Luca Guadagnino spent 40 years chasing Queer's bloodiest scene
The scene was inspired by something he witnessed happen to his aunt in his childhood.
Photo: A24This article discusses plot details from Queer.
Luca Gradagnino’s Queer is full of uncanny, surreal, and at times, downright grotesque imagery. Perhaps the film’s most stirring scene comes in its final act, when William Lee (Daniel Craig) and the object of his affection, Eugene Allerton (Drew Starkey), go on an ayahuasca trip together. When they first drink the concoction, presented by a mad botanist (a show-stealing Lesley Manville) deep in the jungle, they both initially think it hasn’t worked. Then, out of nowhere, they begin to blow balloons made of blood from their mouths and vomit up their hearts. Whatever level of gore you’re imagining, double it.
For Guadagnino, it’s an image he’d “pursued doing for 40 years,” as he told fellow director Denis Villeneuve in their recent Directors on Directors conversation for Variety.
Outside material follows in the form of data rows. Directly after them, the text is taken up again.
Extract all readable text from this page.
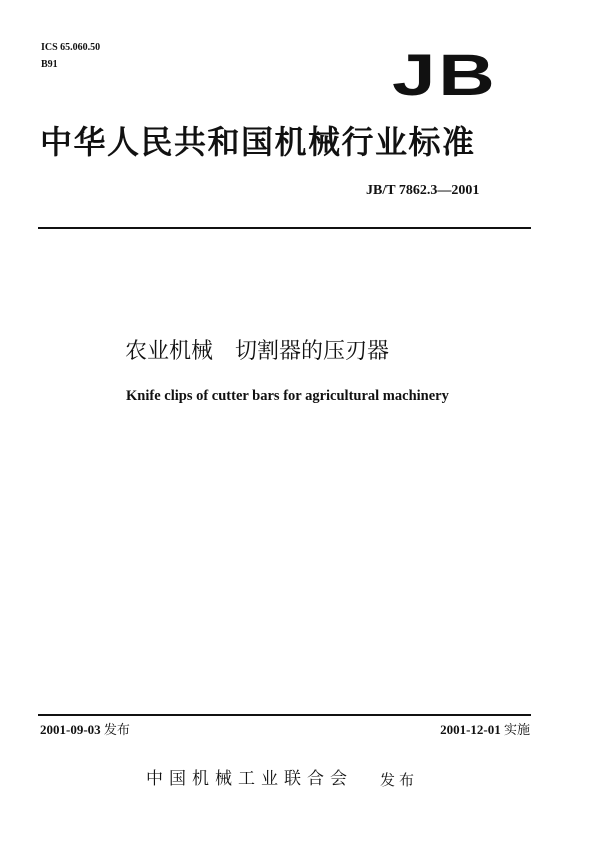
ICS 65.060.50
B91	JB
中华人民共和国机械行业标准
JB/T 7862.3—2001
农业机械　切割器的压刃器
Knife clips of cutter bars for agricultural machinery
2001-09-03 发布	2001-12-01 实施
中国机械工业联合会 发布
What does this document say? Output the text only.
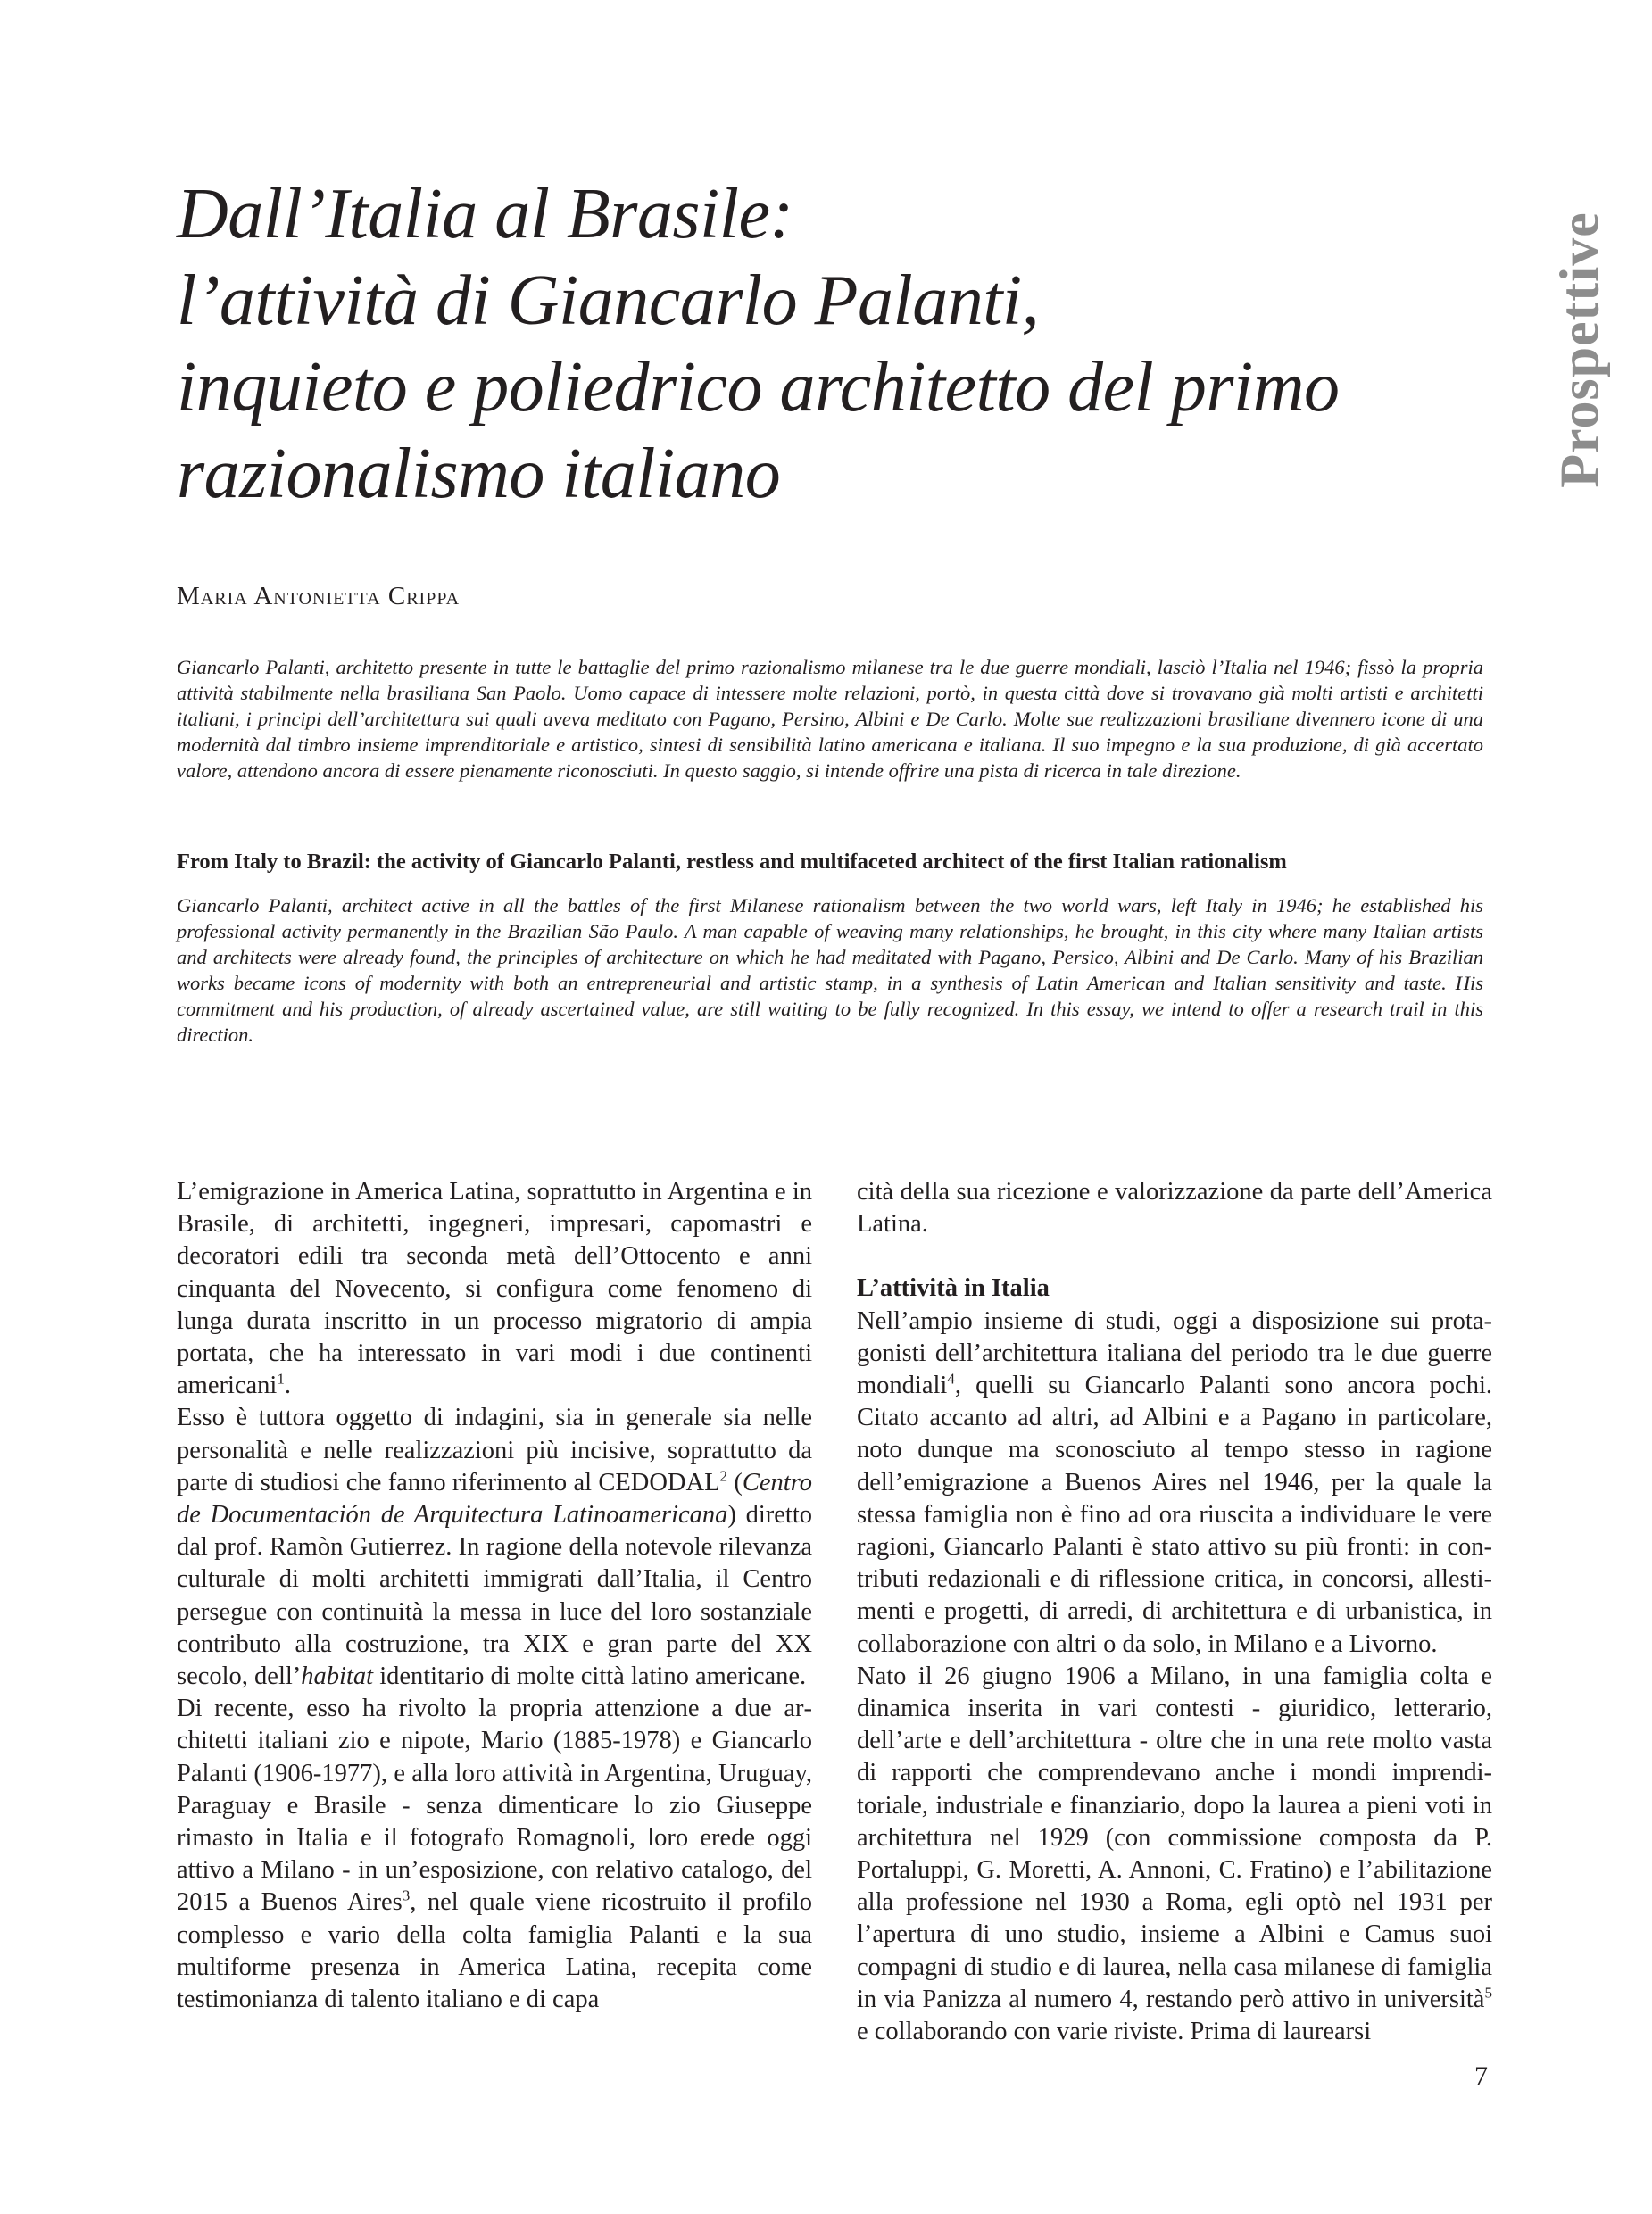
Prospettive
Dall’Italia al Brasile:
l’attività di Giancarlo Palanti,
inquieto e poliedrico architetto del primo
razionalismo italiano
Maria Antonietta Crippa

Giancarlo Palanti, architetto presente in tutte le battaglie del primo razionalismo milanese tra le due guerre mondiali, lasciò l’Italia nel 1946; fissò la propria attività stabilmente nella brasiliana San Paolo. Uomo capace di intessere molte relazioni, portò, in questa città dove si trovavano già molti artisti e architetti italiani, i principi dell’architettura sui quali aveva meditato con Pagano, Persino, Albini e De Carlo. Molte sue realizzazioni brasiliane divennero icone di una modernità dal timbro insieme imprenditoriale e artistico, sintesi di sensibilità latino americana e italiana. Il suo impegno e la sua produzione, di già accertato valore, attendono ancora di essere pienamente riconosciuti. In questo saggio, si intende offrire una pista di ricerca in tale direzione.

From Italy to Brazil: the activity of Giancarlo Palanti, restless and multifaceted architect of the first Italian rationalism

Giancarlo Palanti, architect active in all the battles of the first Milanese rationalism between the two world wars, left Italy in 1946; he established his professional activity permanently in the Brazilian São Paulo. A man capable of weaving many relationships, he brought, in this city where many Italian artists and architects were already found, the principles of architecture on which he had meditated with Pagano, Persico, Albini and De Carlo. Many of his Brazilian works became icons of modernity with both an entrepreneurial and artistic stamp, in a synthesis of Latin American and Italian sensitivity and taste. His commitment and his production, of already ascertained value, are still waiting to be fully recognized. In this essay, we intend to offer a research trail in this direction.

L’emigrazione in America Latina, soprattutto in Argentina e in Brasile, di architetti, ingegneri, impresari, capomastri e decoratori edili tra seconda metà dell’Ottocento e anni cinquanta del Novecento, si configura come fenomeno di lunga durata inscritto in un processo migratorio di ampia portata, che ha interessato in vari modi i due continenti americani$^1$.

Esso è tuttora oggetto di indagini, sia in generale sia nelle personalità e nelle realizzazioni più incisive, soprattutto da parte di studiosi che fanno riferimento al CEDODAL$^2$ (Centro de Documentación de Arquitectura Latinoamericana) diretto dal prof. Ramòn Gutierrez. In ragione della notevole rilevanza culturale di molti architetti immigrati dall’Italia, il Centro persegue con continuità la messa in luce del loro sostanziale contributo alla costruzione, tra XIX e gran parte del XX secolo, dell’habitat identitario di molte città latino americane.

Di recente, esso ha rivolto la propria attenzione a due architetti italiani zio e nipote, Mario (1885-1978) e Giancarlo Palanti (1906-1977), e alla loro attività in Argentina, Uruguay, Paraguay e Brasile - senza dimenticare lo zio Giuseppe rimasto in Italia e il fotografo Romagnoli, loro erede oggi attivo a Milano - in un’esposizione, con relativo catalogo, del 2015 a Buenos Aires$^3$, nel quale viene ricostruito il profilo complesso e vario della colta famiglia Palanti e la sua multiforme presenza in America Latina, recepita come testimonianza di talento italiano e di capa

cità della sua ricezione e valorizzazione da parte dell’America Latina.

L’attività in Italia

Nell’ampio insieme di studi, oggi a disposizione sui protagonisti dell’architettura italiana del periodo tra le due guerre mondiali$^4$, quelli su Giancarlo Palanti sono ancora pochi. Citato accanto ad altri, ad Albini e a Pagano in particolare, noto dunque ma sconosciuto al tempo stesso in ragione dell’emigrazione a Buenos Aires nel 1946, per la quale la stessa famiglia non è fino ad ora riuscita a individuare le vere ragioni, Giancarlo Palanti è stato attivo su più fronti: in contributi redazionali e di riflessione critica, in concorsi, allestimenti e progetti, di arredi, di architettura e di urbanistica, in collaborazione con altri o da solo, in Milano e a Livorno.

Nato il 26 giugno 1906 a Milano, in una famiglia colta e dinamica inserita in vari contesti - giuridico, letterario, dell’arte e dell’architettura - oltre che in una rete molto vasta di rapporti che comprendevano anche i mondi imprenditoriale, industriale e finanziario, dopo la laurea a pieni voti in architettura nel 1929 (con commissione composta da P. Portaluppi, G. Moretti, A. Annoni, C. Fratino) e l’abilitazione alla professione nel 1930 a Roma, egli optò nel 1931 per l’apertura di uno studio, insieme a Albini e Camus suoi compagni di studio e di laurea, nella casa milanese di famiglia in via Panizza al numero 4, restando però attivo in università$^5$ e collaborando con varie riviste. Prima di laurearsi

7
Disturbingly, the image “comes from my own life,” he continued. Apparently, he and his father had gone to pick up his 90-something-year-old aunt from another village. When he opened the door to her house, he saw the older woman “blowing a big, red balloon.”
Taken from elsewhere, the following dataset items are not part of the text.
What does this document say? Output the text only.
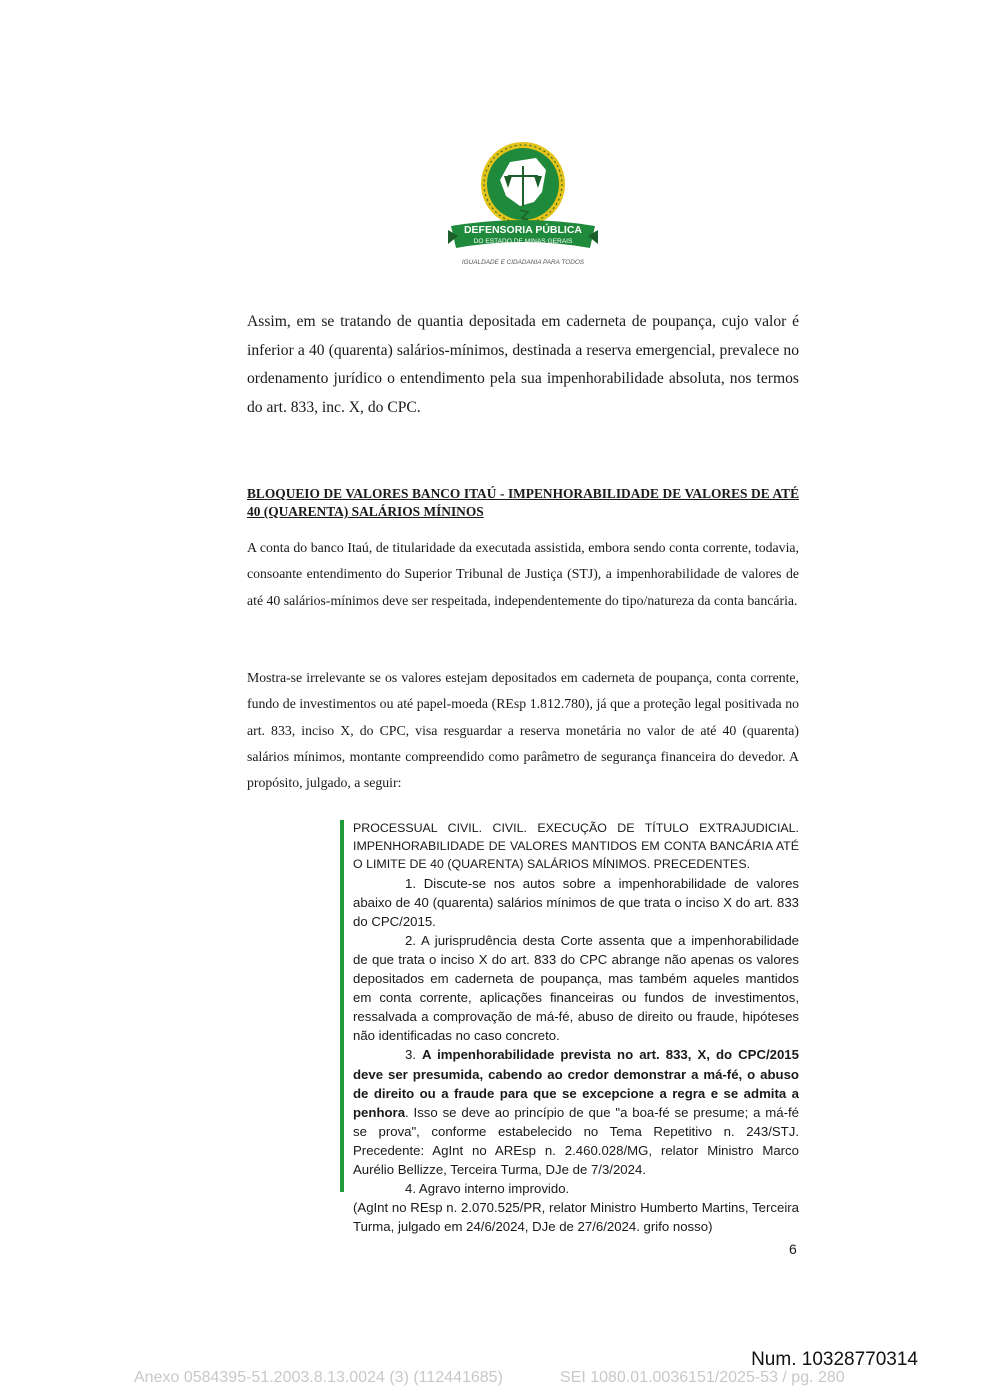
DEFENSORIA PÚBLICA
DO ESTADO DE MINAS GERAIS
IGUALDADE E CIDADANIA PARA TODOS

Assim, em se tratando de quantia depositada em caderneta de poupança, cujo valor é inferior a 40 (quarenta) salários-mínimos, destinada a reserva emergencial, prevalece no ordenamento jurídico o entendimento pela sua impenhorabilidade absoluta, nos termos do art. 833, inc. X, do CPC.

BLOQUEIO DE VALORES BANCO ITAÚ - IMPENHORABILIDADE DE VALORES DE ATÉ 40 (QUARENTA) SALÁRIOS MÍNINOS

A conta do banco Itaú, de titularidade da executada assistida, embora sendo conta corrente, todavia, consoante entendimento do Superior Tribunal de Justiça (STJ), a impenhorabilidade de valores de até 40 salários-mínimos deve ser respeitada, independentemente do tipo/natureza da conta bancária.

Mostra-se irrelevante se os valores estejam depositados em caderneta de poupança, conta corrente, fundo de investimentos ou até papel-moeda (REsp 1.812.780), já que a proteção legal positivada no art. 833, inciso X, do CPC, visa resguardar a reserva monetária no valor de até 40 (quarenta) salários mínimos, montante compreendido como parâmetro de segurança financeira do devedor. A propósito, julgado, a seguir:

PROCESSUAL CIVIL. CIVIL. EXECUÇÃO DE TÍTULO EXTRAJUDICIAL. IMPENHORABILIDADE DE VALORES MANTIDOS EM CONTA BANCÁRIA ATÉ O LIMITE DE 40 (QUARENTA) SALÁRIOS MÍNIMOS. PRECEDENTES.

1. Discute-se nos autos sobre a impenhorabilidade de valores abaixo de 40 (quarenta) salários mínimos de que trata o inciso X do art. 833 do CPC/2015.

2. A jurisprudência desta Corte assenta que a impenhorabilidade de que trata o inciso X do art. 833 do CPC abrange não apenas os valores depositados em caderneta de poupança, mas também aqueles mantidos em conta corrente, aplicações financeiras ou fundos de investimentos, ressalvada a comprovação de má-fé, abuso de direito ou fraude, hipóteses não identificadas no caso concreto.

3. A impenhorabilidade prevista no art. 833, X, do CPC/2015 deve ser presumida, cabendo ao credor demonstrar a má-fé, o abuso de direito ou a fraude para que se excepcione a regra e se admita a penhora. Isso se deve ao princípio de que "a boa-fé se presume; a má-fé se prova", conforme estabelecido no Tema Repetitivo n. 243/STJ. Precedente: AgInt no AREsp n. 2.460.028/MG, relator Ministro Marco Aurélio Bellizze, Terceira Turma, DJe de 7/3/2024.

4. Agravo interno improvido.

(AgInt no REsp n. 2.070.525/PR, relator Ministro Humberto Martins, Terceira Turma, julgado em 24/6/2024, DJe de 27/6/2024. grifo nosso)

6
Num. 10328770314
Anexo 0584395-51.2003.8.13.0024 (3) (112441685)	SEI 1080.01.0036151/2025-53 / pg. 280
“I thought, ‘Wow, auntie’s blowing a balloon.’ I’m transfixed by this image,” he continued. “The balloon becomes bigger and bigger and redder and redder until it pops and it collapses. She had a hemorrhagic [event] in front of me. So that image has been haunting me forever.”
Another thing that’s haunted Guadagnino is the idea of doing Queer itself, which he said he’s had in mind since he first encountered the William S. Burroughs novel at age 17. One day, he’s “terrified of being in a place where I’m doing something and I don’t want to do it. So [my] task for the future will be to really understand when [I] don’t have the fire anymore.” For now, though, it seems like he’s doing just fine.